Partha has also worked with our local AHSN - a health innovation hub which covers the Portsmouth area - to help spread his Super Six Model of Care, which is a set of gold standard ways to help treat people with diabetes. They’ve worked to help share Partha’s work across the UK, and even abroad. Partha’s work was also showcased at the international ‘Arab Health’ event in 2017, and he’s recently been approached by colleagues in Australia to find out more.
Partha and the AHSN also recently worked with the Department for International Trade on bid to help expectant mothers in Trinidad and Tobago manage gestational diabetes.
For Partha, the best thing about the NHS is how fair it is – no matter who you are, if you need the NHS’ help it’s there for you. And this contributes to the satisfaction he gets from his role.

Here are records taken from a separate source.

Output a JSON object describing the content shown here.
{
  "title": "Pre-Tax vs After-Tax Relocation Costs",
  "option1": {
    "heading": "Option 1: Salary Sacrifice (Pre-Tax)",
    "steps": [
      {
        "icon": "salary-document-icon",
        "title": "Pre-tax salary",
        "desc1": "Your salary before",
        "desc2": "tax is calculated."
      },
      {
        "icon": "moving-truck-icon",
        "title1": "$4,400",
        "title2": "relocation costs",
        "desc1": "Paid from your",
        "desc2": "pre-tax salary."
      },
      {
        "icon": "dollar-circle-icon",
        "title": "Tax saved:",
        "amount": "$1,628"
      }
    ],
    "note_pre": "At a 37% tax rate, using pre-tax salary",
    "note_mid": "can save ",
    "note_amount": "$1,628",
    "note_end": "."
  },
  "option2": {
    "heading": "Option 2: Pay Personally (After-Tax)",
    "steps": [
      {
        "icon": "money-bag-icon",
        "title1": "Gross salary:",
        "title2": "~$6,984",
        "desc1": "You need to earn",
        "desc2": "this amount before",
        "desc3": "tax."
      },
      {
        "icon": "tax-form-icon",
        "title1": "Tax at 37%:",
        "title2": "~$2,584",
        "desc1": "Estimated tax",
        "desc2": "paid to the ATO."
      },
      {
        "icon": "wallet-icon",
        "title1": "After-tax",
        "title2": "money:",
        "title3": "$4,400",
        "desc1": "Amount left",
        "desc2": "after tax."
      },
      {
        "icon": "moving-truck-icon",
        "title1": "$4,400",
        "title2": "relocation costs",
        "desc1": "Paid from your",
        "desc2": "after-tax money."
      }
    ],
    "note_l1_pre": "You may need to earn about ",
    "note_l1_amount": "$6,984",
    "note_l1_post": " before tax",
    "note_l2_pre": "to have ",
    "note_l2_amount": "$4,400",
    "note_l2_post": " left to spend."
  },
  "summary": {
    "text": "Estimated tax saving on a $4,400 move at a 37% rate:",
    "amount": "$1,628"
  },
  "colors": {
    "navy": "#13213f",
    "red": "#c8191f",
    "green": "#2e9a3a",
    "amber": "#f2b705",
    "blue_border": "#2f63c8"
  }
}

How does Partha summarise the NHS in one word? “Complicated,” he said. “We must have a constructive conversation about how the NHS needs to innovate and modernise to keep-up with the demands on it.
“I feel that patients understand the NHS needs to modernise and adapt, but because of the huge love for the NHS in England, it’s a conversation we must have sensitively, and with compassion; but also being clear that for patients to continue to receive the best care, within financial means, we must innovate.”
The best part about Partha’s job – especially at QA – are his colleagues and the relationships he’s built; both professionally and personally.
Lastly, what advice does Partha have for anybody looking to join the NHS?
“Try to keep a balance, and do your best not to take your role to heart. We all do an important job, and do our best for patients every day; but remember to take time for you, and spend time with your friends and family,” he said.